I can bring up possible outcomes as well. Here's one: We don't know what will happen if population growth reverses. The native born American birth rate is below replacement, so without substantial immigration, our population will begin to quickly decline. We don't know how that will affect our economy, but it will likely cause massive damage even if we reverse our immigration policies once we are aware of the damage.

You don't get to arbitrarily decide what the inputs are to the cost benefit analysis and then declare that you're "just applying basic risk management techniques".

I've outlined a possible negative outcome to severely restricting immigration, you've outlined a possible negative outcome to staying with the status quo.

The only way to know which is more likely is to create models and predictions, which you think is futile, but economists tend to agree that my outcome is more likely than yours.

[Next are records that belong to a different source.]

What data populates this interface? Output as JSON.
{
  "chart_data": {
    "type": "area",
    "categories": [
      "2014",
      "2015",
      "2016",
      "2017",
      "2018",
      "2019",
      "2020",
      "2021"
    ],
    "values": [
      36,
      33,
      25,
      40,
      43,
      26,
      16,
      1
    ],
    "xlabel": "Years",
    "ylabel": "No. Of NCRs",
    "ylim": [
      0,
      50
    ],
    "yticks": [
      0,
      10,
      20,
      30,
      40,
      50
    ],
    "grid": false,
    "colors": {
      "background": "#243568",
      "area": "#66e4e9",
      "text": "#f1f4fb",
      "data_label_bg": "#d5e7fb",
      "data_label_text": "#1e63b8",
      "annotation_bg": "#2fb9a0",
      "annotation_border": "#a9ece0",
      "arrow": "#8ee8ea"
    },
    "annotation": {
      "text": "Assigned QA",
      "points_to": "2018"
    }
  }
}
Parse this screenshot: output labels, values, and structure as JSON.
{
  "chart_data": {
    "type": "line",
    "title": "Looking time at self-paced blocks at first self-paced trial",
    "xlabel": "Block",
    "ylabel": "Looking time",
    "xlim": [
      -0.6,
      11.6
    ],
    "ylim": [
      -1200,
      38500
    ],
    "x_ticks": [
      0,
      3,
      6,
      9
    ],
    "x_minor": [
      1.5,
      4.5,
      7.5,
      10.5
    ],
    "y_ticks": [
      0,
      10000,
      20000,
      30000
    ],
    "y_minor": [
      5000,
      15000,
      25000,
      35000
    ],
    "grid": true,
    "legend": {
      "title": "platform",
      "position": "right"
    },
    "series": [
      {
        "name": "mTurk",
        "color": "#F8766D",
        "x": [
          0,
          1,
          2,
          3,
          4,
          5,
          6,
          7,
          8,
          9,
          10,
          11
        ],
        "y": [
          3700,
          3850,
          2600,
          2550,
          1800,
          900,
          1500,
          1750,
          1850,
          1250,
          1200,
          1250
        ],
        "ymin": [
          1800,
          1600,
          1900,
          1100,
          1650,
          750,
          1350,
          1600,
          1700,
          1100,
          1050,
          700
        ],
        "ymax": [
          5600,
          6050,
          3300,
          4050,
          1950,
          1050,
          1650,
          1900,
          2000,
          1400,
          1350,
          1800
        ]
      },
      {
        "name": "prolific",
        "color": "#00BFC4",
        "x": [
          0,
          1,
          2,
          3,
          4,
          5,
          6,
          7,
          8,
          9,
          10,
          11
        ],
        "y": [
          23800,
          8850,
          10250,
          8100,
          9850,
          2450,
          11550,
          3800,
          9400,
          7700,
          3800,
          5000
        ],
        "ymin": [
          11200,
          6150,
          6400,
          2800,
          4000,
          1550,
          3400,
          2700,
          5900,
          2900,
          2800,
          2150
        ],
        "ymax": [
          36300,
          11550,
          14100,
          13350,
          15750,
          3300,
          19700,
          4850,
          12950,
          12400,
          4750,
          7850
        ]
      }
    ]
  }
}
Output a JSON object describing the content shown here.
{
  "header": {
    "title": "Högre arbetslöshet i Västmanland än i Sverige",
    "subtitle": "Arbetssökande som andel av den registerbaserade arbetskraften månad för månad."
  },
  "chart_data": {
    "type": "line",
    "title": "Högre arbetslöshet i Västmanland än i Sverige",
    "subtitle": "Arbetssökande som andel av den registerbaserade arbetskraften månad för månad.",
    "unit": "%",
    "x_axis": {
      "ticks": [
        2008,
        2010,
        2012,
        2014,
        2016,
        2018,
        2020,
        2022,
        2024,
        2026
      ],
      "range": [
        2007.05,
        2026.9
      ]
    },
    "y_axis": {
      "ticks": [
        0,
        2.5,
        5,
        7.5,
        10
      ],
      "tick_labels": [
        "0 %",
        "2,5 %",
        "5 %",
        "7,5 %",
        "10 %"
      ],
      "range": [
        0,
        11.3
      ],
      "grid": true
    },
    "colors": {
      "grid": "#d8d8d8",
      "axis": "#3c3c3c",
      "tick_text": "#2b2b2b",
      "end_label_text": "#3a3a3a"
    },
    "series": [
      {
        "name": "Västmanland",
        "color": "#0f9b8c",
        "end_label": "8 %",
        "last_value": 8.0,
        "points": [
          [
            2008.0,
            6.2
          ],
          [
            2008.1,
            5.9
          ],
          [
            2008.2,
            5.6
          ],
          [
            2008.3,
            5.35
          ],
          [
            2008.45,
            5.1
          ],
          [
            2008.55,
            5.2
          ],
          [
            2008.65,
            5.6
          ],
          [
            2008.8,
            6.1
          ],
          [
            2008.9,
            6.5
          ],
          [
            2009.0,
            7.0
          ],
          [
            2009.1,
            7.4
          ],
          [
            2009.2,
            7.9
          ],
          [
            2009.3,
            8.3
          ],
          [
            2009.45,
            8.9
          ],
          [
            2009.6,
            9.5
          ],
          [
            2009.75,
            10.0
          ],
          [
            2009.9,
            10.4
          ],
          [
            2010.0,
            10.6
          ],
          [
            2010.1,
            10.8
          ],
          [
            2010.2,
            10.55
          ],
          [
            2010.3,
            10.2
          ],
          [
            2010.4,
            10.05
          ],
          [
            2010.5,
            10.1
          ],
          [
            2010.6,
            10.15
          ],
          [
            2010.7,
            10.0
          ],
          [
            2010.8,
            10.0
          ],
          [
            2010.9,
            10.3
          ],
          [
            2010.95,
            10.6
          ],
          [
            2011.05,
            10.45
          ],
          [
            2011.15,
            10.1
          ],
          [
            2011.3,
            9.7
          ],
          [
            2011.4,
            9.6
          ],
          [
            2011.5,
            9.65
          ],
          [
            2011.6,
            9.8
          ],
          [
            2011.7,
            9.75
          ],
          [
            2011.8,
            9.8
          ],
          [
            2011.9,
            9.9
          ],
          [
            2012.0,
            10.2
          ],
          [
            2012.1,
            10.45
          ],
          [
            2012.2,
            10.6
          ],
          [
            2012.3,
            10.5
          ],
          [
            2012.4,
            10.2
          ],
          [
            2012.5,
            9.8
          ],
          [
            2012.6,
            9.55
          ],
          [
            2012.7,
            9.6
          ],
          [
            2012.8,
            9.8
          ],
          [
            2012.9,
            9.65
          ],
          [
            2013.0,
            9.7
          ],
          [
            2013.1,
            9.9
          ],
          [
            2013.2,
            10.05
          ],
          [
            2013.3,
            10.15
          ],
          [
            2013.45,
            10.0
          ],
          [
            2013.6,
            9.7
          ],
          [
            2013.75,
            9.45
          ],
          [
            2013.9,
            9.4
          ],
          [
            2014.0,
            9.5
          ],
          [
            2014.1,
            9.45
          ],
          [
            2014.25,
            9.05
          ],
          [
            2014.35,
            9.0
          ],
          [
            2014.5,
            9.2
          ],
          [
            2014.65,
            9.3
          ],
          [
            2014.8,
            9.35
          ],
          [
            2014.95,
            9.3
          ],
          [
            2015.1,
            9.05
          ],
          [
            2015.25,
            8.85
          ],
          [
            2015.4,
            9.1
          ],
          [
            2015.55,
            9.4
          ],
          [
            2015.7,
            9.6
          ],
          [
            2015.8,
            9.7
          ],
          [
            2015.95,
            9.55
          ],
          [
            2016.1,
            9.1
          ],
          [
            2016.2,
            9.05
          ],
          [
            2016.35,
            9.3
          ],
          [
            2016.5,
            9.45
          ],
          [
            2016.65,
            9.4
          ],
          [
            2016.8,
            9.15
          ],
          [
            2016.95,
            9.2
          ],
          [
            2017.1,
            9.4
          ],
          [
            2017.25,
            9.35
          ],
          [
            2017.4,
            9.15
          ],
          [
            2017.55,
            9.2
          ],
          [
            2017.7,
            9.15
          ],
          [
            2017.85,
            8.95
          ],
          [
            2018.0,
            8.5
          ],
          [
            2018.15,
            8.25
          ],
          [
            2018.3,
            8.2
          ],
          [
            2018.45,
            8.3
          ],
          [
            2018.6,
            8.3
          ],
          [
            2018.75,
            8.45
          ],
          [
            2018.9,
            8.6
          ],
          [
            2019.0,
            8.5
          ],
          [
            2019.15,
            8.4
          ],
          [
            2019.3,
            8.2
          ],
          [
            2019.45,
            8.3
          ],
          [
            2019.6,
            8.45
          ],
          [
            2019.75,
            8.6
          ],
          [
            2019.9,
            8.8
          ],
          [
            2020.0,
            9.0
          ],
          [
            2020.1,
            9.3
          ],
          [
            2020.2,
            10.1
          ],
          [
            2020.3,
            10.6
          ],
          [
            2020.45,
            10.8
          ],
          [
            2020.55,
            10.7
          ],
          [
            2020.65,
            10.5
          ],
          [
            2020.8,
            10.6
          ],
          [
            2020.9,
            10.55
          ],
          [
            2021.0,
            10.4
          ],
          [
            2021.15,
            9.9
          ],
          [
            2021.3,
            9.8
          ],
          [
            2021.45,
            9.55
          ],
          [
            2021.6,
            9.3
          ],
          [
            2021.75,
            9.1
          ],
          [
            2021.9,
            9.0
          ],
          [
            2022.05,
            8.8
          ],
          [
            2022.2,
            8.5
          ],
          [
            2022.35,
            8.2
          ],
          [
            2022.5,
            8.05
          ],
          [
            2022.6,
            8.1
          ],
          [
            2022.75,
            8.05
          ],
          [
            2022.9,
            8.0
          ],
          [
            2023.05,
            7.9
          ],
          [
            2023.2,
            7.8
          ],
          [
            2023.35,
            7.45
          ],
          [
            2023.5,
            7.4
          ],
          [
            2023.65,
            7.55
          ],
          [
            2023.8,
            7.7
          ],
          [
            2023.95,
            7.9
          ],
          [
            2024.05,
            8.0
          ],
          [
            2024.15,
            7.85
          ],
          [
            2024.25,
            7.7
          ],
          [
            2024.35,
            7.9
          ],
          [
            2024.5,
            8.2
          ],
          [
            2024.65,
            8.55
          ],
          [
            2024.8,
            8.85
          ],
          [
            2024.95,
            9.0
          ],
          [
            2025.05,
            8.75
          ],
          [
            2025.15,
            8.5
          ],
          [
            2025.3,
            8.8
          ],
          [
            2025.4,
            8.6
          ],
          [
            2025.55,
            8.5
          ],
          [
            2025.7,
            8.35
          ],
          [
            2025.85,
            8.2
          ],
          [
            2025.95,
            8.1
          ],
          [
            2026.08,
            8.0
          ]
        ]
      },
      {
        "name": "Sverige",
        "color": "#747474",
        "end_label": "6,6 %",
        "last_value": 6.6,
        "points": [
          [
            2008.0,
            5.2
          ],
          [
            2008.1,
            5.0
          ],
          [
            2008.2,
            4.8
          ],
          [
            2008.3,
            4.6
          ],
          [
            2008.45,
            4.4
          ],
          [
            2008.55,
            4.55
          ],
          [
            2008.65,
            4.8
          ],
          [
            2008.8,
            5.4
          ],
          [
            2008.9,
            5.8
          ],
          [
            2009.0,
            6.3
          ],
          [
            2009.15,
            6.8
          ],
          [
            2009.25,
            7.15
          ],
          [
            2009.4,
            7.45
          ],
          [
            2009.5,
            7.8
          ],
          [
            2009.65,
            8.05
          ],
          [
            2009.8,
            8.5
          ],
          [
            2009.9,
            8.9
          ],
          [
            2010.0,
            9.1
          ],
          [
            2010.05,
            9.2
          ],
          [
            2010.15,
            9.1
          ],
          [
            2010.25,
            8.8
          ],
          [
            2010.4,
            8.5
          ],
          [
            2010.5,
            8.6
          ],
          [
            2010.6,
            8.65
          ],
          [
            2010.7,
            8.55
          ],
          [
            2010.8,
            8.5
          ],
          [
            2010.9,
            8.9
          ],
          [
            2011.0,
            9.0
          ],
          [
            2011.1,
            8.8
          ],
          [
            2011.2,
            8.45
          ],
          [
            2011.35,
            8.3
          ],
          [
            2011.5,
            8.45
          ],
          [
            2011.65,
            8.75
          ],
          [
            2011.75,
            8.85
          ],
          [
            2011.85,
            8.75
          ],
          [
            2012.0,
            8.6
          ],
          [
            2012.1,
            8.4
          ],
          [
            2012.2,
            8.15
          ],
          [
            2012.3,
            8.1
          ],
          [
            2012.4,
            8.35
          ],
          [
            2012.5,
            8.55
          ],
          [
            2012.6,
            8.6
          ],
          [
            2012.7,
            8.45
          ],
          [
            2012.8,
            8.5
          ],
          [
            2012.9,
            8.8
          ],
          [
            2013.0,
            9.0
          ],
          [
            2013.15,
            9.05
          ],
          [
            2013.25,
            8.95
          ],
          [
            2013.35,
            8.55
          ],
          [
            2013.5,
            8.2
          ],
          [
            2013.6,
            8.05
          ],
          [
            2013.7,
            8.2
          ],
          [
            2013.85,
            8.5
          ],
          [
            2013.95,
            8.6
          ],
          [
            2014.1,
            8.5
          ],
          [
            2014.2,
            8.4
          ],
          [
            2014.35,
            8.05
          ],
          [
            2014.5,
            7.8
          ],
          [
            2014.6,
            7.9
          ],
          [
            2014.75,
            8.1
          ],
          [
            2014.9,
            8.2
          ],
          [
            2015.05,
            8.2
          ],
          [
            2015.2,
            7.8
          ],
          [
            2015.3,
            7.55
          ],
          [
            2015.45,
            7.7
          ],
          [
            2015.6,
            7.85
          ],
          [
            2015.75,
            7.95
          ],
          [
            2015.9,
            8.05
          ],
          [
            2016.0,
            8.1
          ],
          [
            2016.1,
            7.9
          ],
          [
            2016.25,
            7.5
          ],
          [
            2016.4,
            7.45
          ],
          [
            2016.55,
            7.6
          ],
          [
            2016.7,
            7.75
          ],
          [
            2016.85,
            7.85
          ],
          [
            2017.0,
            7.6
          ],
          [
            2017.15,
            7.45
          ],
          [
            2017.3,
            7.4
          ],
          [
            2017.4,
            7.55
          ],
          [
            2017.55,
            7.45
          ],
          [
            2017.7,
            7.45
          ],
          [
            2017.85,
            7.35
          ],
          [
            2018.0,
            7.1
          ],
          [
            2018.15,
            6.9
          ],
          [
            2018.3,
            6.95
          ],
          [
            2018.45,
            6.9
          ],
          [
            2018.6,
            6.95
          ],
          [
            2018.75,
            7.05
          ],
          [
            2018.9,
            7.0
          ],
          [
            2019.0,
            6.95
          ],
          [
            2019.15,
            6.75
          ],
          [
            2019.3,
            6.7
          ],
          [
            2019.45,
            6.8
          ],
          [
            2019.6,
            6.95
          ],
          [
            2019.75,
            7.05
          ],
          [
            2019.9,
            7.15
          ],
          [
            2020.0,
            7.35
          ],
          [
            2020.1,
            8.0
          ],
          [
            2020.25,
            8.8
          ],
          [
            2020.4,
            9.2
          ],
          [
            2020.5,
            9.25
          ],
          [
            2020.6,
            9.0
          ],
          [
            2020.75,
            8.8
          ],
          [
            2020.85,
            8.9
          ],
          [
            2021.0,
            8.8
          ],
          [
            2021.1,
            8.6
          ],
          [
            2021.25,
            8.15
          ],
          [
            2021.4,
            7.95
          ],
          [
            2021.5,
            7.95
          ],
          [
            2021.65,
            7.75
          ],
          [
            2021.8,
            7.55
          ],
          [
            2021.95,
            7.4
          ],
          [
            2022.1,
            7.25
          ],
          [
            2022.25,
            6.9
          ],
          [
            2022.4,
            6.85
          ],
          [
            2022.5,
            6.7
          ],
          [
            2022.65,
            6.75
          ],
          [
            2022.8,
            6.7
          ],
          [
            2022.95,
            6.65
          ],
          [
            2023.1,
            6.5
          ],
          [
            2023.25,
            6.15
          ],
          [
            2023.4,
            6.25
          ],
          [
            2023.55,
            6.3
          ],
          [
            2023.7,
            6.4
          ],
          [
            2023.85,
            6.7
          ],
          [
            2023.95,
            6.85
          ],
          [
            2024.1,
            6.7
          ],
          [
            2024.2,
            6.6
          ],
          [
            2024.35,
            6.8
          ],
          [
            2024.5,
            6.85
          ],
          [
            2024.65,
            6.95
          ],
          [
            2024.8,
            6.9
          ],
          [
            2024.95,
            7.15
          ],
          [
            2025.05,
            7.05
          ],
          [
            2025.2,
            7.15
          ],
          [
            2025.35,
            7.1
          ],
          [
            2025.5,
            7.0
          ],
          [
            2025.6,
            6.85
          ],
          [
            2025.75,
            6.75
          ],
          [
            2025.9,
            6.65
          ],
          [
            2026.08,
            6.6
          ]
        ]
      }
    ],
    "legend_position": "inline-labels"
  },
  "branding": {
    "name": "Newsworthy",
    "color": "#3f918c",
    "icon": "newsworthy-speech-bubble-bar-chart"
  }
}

How do you feel about other issues with unknown outcomes? The clathrate gun hypothesis? AI taking over and killing us all?

Should we ban all software development just to be safe....just until we’re sure? Once the genie is out of the bottle, it’s too late to go back. It’s just basic risk management.

Risk management is useless if you insist that all predictions are just reading tea leaves and there is no way to know which outcome is more likely.

> but economists tend to agree that my outcome is more likely than yours

Would you play a round of Russian Roulette for $100? The most likely outcome is positive.

> Should we ban all software development just to be safe....

Why do you keep trying to reduce the argument to the absurd?

I haven’t made any mention of banning immigration and yet you are contrasting my position to banning software development... like somebody working on a web browser will magically invent a new master AI.